Ukrainian Millet Holds Firm as Export Logistics Stay Supportive
Concise update on Ukrainian millet prices, logistics, weather in Odesa and short‑term trading outlook for FOB/FCA markets.
Prices
All prices converted to EUR/kg (approx. 1 USD = 0.93 EUR).
*Indicative comparison based on latest available quotes around 19 June 2026.
Supply & Demand
Ukraine’s overall grain and pulses exports remain strong, with about 35 million tonnes shipped in the ongoing 2025/26 marketing year by mid‑June, only moderately below last season’s pace, pointing to generally good logistics and export appetite. While millet is a niche crop and not reported separately, it is embedded in this wider grain flow and benefits from the same corridor capacity.
The Ukrainian Grain Association forecasts total 2026 grain and oilseed production to edge higher versus 2025, signalling comfortable overall feed and food grain availability. Against this backdrop, millet is unlikely to face structural supply tightness in 2026/27, although localized quality and protein demand (feed, birdseed, niche food uses) can still support premiums for clean, well‑sorted lots.
Internationally, China remains a key reference market: June 2026 wholesale millet prices there are quoted around 0.80 USD/kg, or roughly 0.74–0.75 EUR/kg, noticeably above current Ukrainian conventional kernel values. This price gap suggests that, where phytosanitary access and logistics permit, Black Sea millet can stay competitive into Asian and Middle Eastern destinations, even after freight and risk premia.
Logistics & External Factors
Despite continued Russian attacks, Ukraine’s Black Sea maritime corridor remains operational: over 7,800 vessels have passed through, carrying more than 200 million tonnes of cargo, including large volumes of grain. Recent port statistics confirm that Odesa‑area terminals continue to handle significant grain flows, underpinning confidence in exportability for minor crops like millet.
At the macro level, Ukrainian authorities project robust grain export capacity in 2025/26, with wheat, corn and barley exports alone expected to surpass 40 million tonnes. While millet is not central to these forecasts, the same infrastructure and freight dynamics apply. The main risks are geopolitical: renewed strikes on port infrastructure or shipping lanes could temporarily widen export basis levels from Odesa and compress farmgate prices.
Weather Outlook (Odesa Region, UA)
Over the next three days (27–29 June), Odesa is forecast to see mostly sunny, very warm conditions, with daytime highs around 28–31°C and mild nights in the low‑ to mid‑20s°C, under low humidity and no significant rainfall. This pattern supports field operations and vegetative growth but gradually increases soil moisture drawdown.
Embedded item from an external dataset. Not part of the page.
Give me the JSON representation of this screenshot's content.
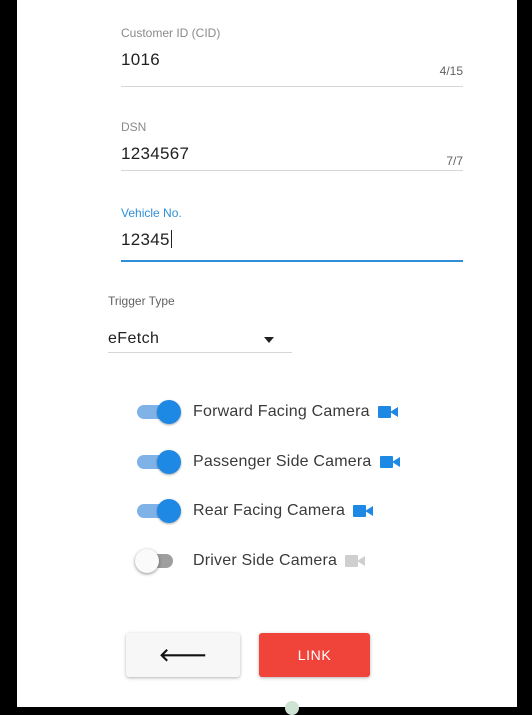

If the current warm, dry spell persists deeper into July without compensating showers, some moisture stress could emerge on lighter soils. For now, however, there is no acute weather‑driven threat to the 2026 millet crop around Odesa, and weather is broadly neutral to slightly supportive for quality, rather than a bullish yield concern.
Fundamentals & Market Balance
- Carryover & supply: Strong overall grain harvest expectations and export flows indicate that Ukraine enters the new season with adequate coarse grain availability. Millet, as a small but flexible crop, is likely to see balanced supply rather than scarcity.
- Demand: Domestic use in feed and birdseed is steady, while export demand is linked to opportunistic buying from the Middle East, EU and Asia, where Ukrainian millet undercuts Chinese offers on a FOB basis.
- Substitution: In feed rations, millet competes with corn and barley. Given competitive corn pricing and large export volumes, millet must maintain a discount or quality premium to secure inclusion, capping upside in bulk feed segments.
Trading Outlook & 3‑Day Price View (UA, Odesa)
- For farmers/sellers: With FOB/Odesa and FCA prices stable to slightly firmer and no immediate weather scare, holding good‑quality kernels into early July is reasonable, but consider forward sales on any 3–5% rally to protect against potential logistics‑driven volatility.
- For exporters: Current Ukrainian millet offers retain a clear FOB discount to Chinese quotes, leaving room for margin into MENA and select Asian destinations. Locking in freight and execution capacity now could pay off if Black Sea risks flare again.
- For buyers/feed mills: The flat curve for inshell millet and kernels suggests limited short‑term upside. Staggered purchases over the next 2–3 weeks, rather than front‑loading, can exploit any brief basis softening from port disruptions or currency moves.
3‑day directional price indication, Odesa (in EUR/kg):
- Millet seeds, hulled, yellow, FOB: around 0.23–0.25, bias: sideways to slightly firmer.
- Millet seeds, inshell (yellow/red), FCA: around 0.44–0.46, bias: sideways.
- Millet kernels, hulled 98% FCA: around 0.56–0.58, bias: sideways after prior correction.
- Organic kernels FCA: around 1.10–1.15, bias: sideways with strong niche support.